Can We Talk About Black Gentrification?
To many, Brooklyn is synonymous with the displacement of the whites who once called it home.
Recently, filmmaker Spike Lee stirred up a lot of controversy when he delivered an expletive-filled rant against gentrification in Brooklyn. While hardly a new conversation, Lee’s outrage has provoked new dialog and insight on the subject, and for better or for worse, returned the troubling phenomenon of gentrification into the national spotlight. Speaking out of rage and impulse, Lee painted a very clear, vivid picture of the frustrations many in the black community experience in regards to the erosion of a neighborhood’s native culture.
The thing Lee forgot to mention, however–the thing that many people have rightfully pointed out–is that his parents had a hand in the original gentrification of Brooklyn in the 1960s. It’s true. Prior to his family moving to Fort Greene some forty odd years ago, Brooklyn was a natively white borough. As many have already mentioned, the only thing that white people are ‘bogarting’ or appropriating is the act of gentrification itself–something that blacks invented in the 1800s when they began stealing the surnames of white Americans so they could all sound like cool southern generals. To many, Brooklyn is synonymous with the displacement of the whites who once called it home.
“My family moved to Fort Greene in 1912 from County Donegal,” says 87 year old Magdelene O’Rourke, an aging matriarch who commands respect even as she requests that you simply call her Maggie. “We had to fight to be accepted by the resident Italian population. Quite literally actually,” she laughs. “My father used to beat dago children to death with a pipe wrench and leave their bodies in barrels outside of the pizzeria.”
In a bygone Fort Greene, the influx of Irish immigrants continued, and it didn’t take long for them to make their mark. Eventually, Fort Greene became, well, predominantly ‘Green.’ The Irish had taken an undiscovered neighborhood, save for a few racist Italians, and made it into something unique and prosperous. This period of ethnic harmony lasted for almost half a century.
“Things were almost perfect. Everything was monotonous and drab,” explains Maggie. “You’d wake up in the morning to the droning of bagpipes and the dainty, sing-songy pips of fair skinned chorus boys belting out Celtic folk songs,” she recalls, placing her hand on a framed picture of the n-word. “It was a simpler time.”
Everything changed for Maggie in 1962, when a mass migration of rich southern blacks displaced the now-native Irish population. They used backhanded tactics like lowering property values and establishing their own sense of community through artistic expression. Where there was once a town drunk, stood a jazz musician.
“They used those saxophones like fire hoses, spraying us with Dorian modes and chromatic progressions. It was like they were sicking the dogs on us,” she says, pulling her Romney 2012 afghan close to her chest. Her eyes narrow and her gaze seems to penetrate through the roast beef on the table, beyond the vomit green linoleum, and right through the earth itself. “It was just so… syncopated.”
Eventually, Maggie’s family left Brooklyn, settling into a little nine bedroom, three quarter million dollar home on a tree lined cul-de-sac in New Jersey. “I like it here alright,” she says with an air of acceptance and reluctant optimism. “I just hope black people don’t move in.”

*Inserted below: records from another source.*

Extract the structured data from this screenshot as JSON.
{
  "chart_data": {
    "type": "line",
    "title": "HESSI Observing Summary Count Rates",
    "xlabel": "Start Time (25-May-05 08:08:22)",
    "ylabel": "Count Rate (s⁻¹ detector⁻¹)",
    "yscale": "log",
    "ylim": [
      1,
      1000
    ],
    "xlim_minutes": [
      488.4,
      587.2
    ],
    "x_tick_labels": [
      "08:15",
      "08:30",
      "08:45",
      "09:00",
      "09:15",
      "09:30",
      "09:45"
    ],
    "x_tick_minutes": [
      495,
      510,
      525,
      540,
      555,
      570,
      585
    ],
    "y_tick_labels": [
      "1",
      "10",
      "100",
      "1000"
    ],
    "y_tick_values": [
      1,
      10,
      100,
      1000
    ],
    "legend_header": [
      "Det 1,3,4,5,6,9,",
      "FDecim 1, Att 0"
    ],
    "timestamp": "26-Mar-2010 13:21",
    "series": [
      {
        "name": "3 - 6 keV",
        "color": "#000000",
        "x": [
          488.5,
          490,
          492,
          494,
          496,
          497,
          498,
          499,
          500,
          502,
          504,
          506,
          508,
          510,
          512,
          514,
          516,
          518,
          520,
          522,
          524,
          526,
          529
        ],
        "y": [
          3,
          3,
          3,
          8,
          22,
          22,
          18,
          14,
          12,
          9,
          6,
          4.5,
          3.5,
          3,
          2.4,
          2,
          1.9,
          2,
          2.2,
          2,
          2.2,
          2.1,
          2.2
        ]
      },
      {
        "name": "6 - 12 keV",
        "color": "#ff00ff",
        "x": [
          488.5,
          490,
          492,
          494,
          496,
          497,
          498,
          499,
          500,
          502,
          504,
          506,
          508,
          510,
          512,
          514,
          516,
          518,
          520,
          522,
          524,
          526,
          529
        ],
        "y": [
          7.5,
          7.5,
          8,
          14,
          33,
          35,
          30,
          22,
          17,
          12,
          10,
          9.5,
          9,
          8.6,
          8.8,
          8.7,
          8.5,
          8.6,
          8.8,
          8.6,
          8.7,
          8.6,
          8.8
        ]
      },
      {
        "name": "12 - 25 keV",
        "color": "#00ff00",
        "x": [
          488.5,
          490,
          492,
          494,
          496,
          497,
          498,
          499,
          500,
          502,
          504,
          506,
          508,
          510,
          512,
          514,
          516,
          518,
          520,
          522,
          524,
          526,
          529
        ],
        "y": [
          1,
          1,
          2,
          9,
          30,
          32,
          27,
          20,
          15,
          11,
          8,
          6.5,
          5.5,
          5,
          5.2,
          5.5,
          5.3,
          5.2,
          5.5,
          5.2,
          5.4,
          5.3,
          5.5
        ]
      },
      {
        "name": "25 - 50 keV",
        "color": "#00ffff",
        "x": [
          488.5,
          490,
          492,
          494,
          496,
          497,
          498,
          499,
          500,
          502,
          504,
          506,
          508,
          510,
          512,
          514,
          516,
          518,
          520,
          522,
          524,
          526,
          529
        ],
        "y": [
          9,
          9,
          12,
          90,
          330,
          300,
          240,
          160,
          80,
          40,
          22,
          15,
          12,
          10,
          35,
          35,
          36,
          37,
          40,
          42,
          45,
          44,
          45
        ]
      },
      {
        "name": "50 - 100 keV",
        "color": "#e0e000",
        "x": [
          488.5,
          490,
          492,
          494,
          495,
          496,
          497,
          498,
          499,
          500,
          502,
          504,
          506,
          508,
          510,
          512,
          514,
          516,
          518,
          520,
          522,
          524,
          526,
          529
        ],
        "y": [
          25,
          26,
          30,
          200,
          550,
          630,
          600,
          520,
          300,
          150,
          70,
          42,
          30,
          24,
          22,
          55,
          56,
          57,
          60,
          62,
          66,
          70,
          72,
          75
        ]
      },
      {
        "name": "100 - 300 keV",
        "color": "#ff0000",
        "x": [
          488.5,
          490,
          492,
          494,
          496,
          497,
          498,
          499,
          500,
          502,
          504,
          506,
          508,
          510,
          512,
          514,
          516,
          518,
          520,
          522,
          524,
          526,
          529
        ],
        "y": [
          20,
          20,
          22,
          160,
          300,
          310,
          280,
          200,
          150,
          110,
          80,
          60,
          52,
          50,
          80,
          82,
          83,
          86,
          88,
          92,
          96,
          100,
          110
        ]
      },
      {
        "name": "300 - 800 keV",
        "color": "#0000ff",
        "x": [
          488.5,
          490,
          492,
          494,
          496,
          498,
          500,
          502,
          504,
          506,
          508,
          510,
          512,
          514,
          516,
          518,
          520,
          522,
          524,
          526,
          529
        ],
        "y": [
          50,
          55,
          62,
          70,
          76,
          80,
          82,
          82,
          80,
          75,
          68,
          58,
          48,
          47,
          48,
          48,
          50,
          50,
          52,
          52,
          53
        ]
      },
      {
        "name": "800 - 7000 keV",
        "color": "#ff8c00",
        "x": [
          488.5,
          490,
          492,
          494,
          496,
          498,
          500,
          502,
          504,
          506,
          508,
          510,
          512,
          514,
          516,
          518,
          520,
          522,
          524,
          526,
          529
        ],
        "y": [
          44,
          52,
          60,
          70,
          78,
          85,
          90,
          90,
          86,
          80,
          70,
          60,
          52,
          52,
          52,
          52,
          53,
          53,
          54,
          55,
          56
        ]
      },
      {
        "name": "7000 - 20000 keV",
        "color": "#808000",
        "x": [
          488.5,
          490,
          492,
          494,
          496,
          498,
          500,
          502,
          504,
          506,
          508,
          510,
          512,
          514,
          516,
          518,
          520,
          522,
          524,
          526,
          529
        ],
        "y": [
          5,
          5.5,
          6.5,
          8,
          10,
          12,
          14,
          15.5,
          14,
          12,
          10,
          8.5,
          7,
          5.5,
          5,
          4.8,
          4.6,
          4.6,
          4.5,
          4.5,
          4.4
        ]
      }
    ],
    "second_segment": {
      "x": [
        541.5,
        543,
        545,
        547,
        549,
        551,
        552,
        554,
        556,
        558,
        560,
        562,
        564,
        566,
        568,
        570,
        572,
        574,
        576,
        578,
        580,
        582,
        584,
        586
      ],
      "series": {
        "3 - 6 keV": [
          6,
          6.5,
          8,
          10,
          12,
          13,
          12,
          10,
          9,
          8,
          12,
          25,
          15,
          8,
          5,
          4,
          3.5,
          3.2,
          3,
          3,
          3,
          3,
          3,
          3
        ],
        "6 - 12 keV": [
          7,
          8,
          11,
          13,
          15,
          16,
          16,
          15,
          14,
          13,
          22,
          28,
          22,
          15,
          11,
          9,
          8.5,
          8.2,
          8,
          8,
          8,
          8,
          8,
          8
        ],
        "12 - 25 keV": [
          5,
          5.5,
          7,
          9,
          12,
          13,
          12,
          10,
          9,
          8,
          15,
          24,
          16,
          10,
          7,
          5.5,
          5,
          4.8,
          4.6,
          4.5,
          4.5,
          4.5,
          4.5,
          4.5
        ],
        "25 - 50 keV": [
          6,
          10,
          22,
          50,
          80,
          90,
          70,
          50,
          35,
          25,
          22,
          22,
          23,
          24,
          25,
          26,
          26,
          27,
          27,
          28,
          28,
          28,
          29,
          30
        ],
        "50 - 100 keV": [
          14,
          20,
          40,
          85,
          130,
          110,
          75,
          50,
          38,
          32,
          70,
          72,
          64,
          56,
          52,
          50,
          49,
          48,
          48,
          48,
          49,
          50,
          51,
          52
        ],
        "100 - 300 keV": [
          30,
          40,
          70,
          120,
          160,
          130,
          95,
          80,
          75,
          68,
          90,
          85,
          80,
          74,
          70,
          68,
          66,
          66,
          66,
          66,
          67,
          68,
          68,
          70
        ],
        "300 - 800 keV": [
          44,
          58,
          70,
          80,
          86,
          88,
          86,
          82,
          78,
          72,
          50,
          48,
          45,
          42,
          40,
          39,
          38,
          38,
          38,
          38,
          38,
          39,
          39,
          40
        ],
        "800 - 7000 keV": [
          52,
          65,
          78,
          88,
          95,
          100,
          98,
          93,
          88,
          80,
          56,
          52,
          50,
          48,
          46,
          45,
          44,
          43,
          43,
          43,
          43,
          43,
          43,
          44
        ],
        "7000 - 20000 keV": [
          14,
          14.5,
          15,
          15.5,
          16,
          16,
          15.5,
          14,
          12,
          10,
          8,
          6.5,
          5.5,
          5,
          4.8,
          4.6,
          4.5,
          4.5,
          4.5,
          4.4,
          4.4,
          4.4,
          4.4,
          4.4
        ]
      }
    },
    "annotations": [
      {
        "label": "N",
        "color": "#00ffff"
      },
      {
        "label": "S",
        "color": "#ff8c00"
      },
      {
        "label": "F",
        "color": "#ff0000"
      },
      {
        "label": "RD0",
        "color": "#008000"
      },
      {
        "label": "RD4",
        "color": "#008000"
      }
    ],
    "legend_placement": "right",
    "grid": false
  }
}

But Maggie’s greatest fear is soon to be realized. With nowhere to go, impoverished, systematically oppressed blacks have no choice but to occupy the large swaths of upper middle class mansions that speckle the exurbs of our nation’s urban cores. Just as great pendulums swing east, they return west, and perfectly measure the passing of time, like a disregarded metronome in a jazz ensemble’s practice room. Before long, the last bastion of white America will be stolen, like the White House, from hard working melanin deficient individuals, to be handed over to the one group of people that refuse to know their place.
For many in Maggie’s generation, this recent gentrification in Brooklyn is anything but. To her, it’s simply a reclamation of something that was rightfully owned by whites, after they took it from the Native Americans and the Italians in the nineteenth century. Is it really fair to say that the rightful owners of a property are the people that moved there 40 years ago, when there had already been another group of people there for 40 years prior? What is a rightful claim to a space if not the color of your skin or where your grandparents happened to live before microwaves were invented?
For Maggie herself, she understands that things change, neighborhoods are torn down and rebuilt, and people come and go. She just wants there to be more emphasis on legacy, and more realization on the part of young people that the recognition of cultural roots is integral to the understanding of ourselves.
“It’s just about history,” she says. “If black people want to take Brooklyn they can have it, I’d just prefer that they go about it the right way. Throwing a garbage can through a window is good and all, but it takes a lot more than that to break a wop’s spirit. You gotta use pliers.”